I will be away at 7 tonight. Boo. 🙁 I bet it will be good.
Hey and I just check my email and I got a personal invite encouraging me to go and was told my husband has been encouraged to send me!!! WOOHOO! Hoping I will be at that women’s conference. If anyone else is let me know it would be fun to meet you in person.
fyi for all–I just received an email from Westminster Bookstore that the book is 45% off ($14.27) today!
Great! I wonder if my bookstore on my Nook would have it available?? I will have to look.
Shoot, I just saw this…..is there a place online I can go to watch the video?

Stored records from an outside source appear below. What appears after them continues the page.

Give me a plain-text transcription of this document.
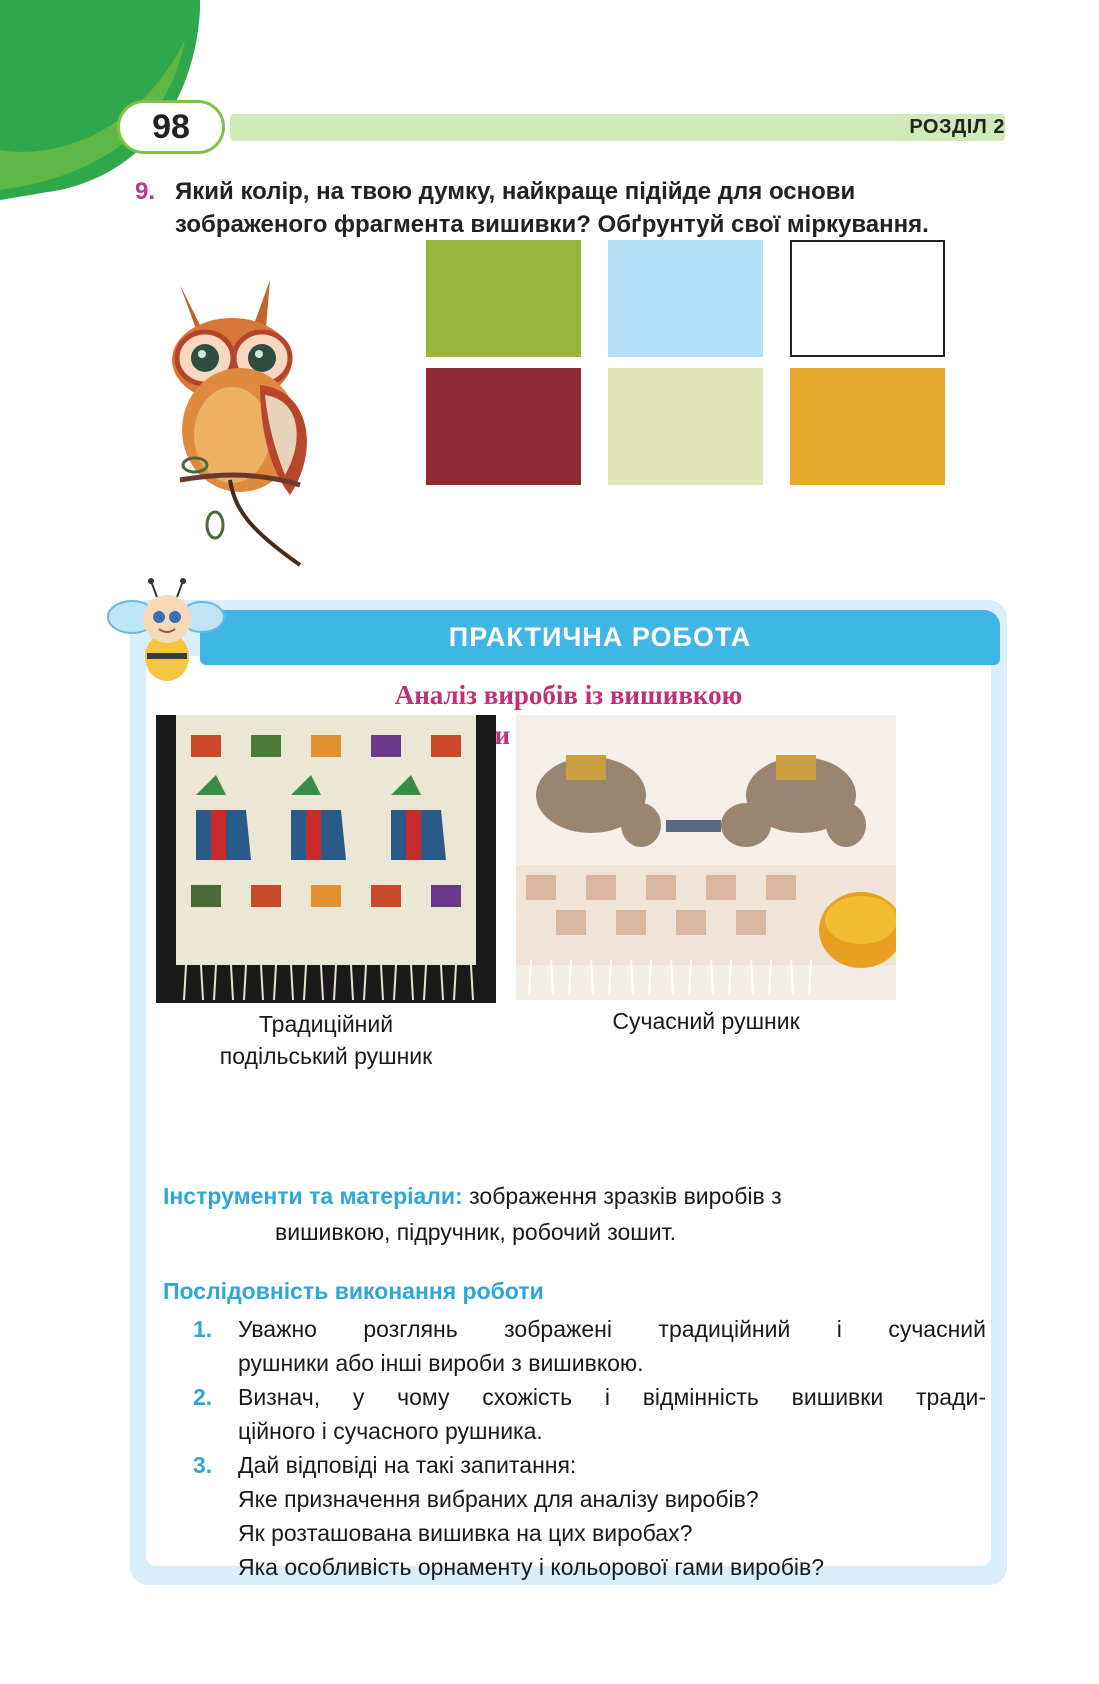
98	РОЗДІЛ 2
9. Який колір, на твою думку, найкраще підійде для основи зображеного фрагмента вишивки? Обґрунтуй свої міркування.
ПРАКТИЧНА РОБОТА
Аналіз виробів із вишивкою
Традиційний
подільський рушник
Сучасний рушник
Інструменти та матеріали: зображення зразків виробів з
вишивкою, підручник, робочий зошит.
Послідовність виконання роботи
1. Уважно розглянь зображені традиційний і сучасний
рушники або інші вироби з вишивкою.
2. Визнач, у чому схожість і відмінність вишивки тради-
ційного і сучасного рушника.
3. Дай відповіді на такі запитання:
Яке призначення вибраних для аналізу виробів?
Як розташована вишивка на цих виробах?
Яка особливість орнаменту і кольорової гами виробів?
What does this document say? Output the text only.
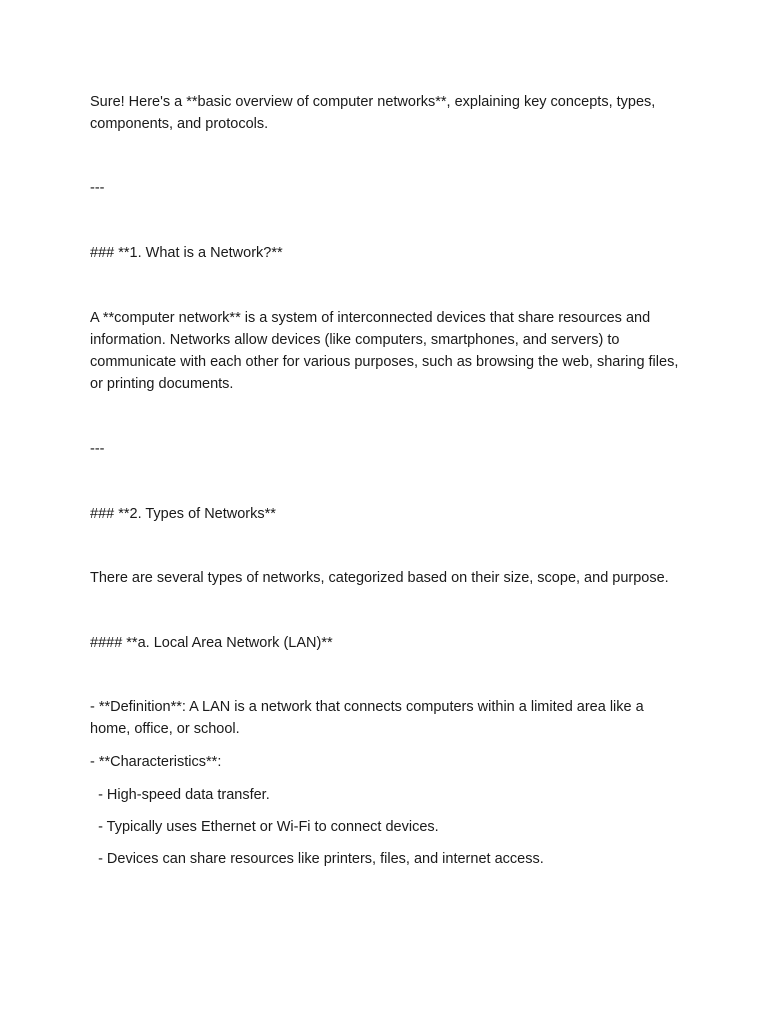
Sure! Here's a **basic overview of computer networks**, explaining key concepts, types, components, and protocols.

---

### **1. What is a Network?**

A **computer network** is a system of interconnected devices that share resources and information. Networks allow devices (like computers, smartphones, and servers) to communicate with each other for various purposes, such as browsing the web, sharing files, or printing documents.

---

### **2. Types of Networks**

There are several types of networks, categorized based on their size, scope, and purpose.

#### **a. Local Area Network (LAN)**

- **Definition**: A LAN is a network that connects computers within a limited area like a home, office, or school.

- **Characteristics**:

- High-speed data transfer.

- Typically uses Ethernet or Wi-Fi to connect devices.

- Devices can share resources like printers, files, and internet access.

7. How does John encourage us in 1 John 4:4? Have you been able to slam the enemy with God’s truth this week? If so, share and encourage us! Greater is he who is in you then he who is in the world!
I think so, Last night i went for a run, and someone whom i knew from high school was out trick or treating with her kids and she said to me “Meaghan its not a good night to be out running with all of these people. and then her daughter who couldnt have been more than 5 said yeah its halloween night. Right away i thought, great should i really be out running, i was wanting to cry and i almost stopped running. But then i said to myself no i can run if i want to its a free country and the roads are closed to just trick or treaters. I can run if i want to and i kinda had an attitude about it too. But i am so sick of people tearing me down. I have dealt with it almost my whole life.. and usually i get upset and start crying but i kept going!
Meg — of course I don’t know — but I wonder if they were, rather than putting you down, concerned about you — because Halloween is a dangerous night, where it seems spirits and evil is on the prowl. Just a thought, dear one.
Dee,
True, but it was also only 5:15 and still broad daylight!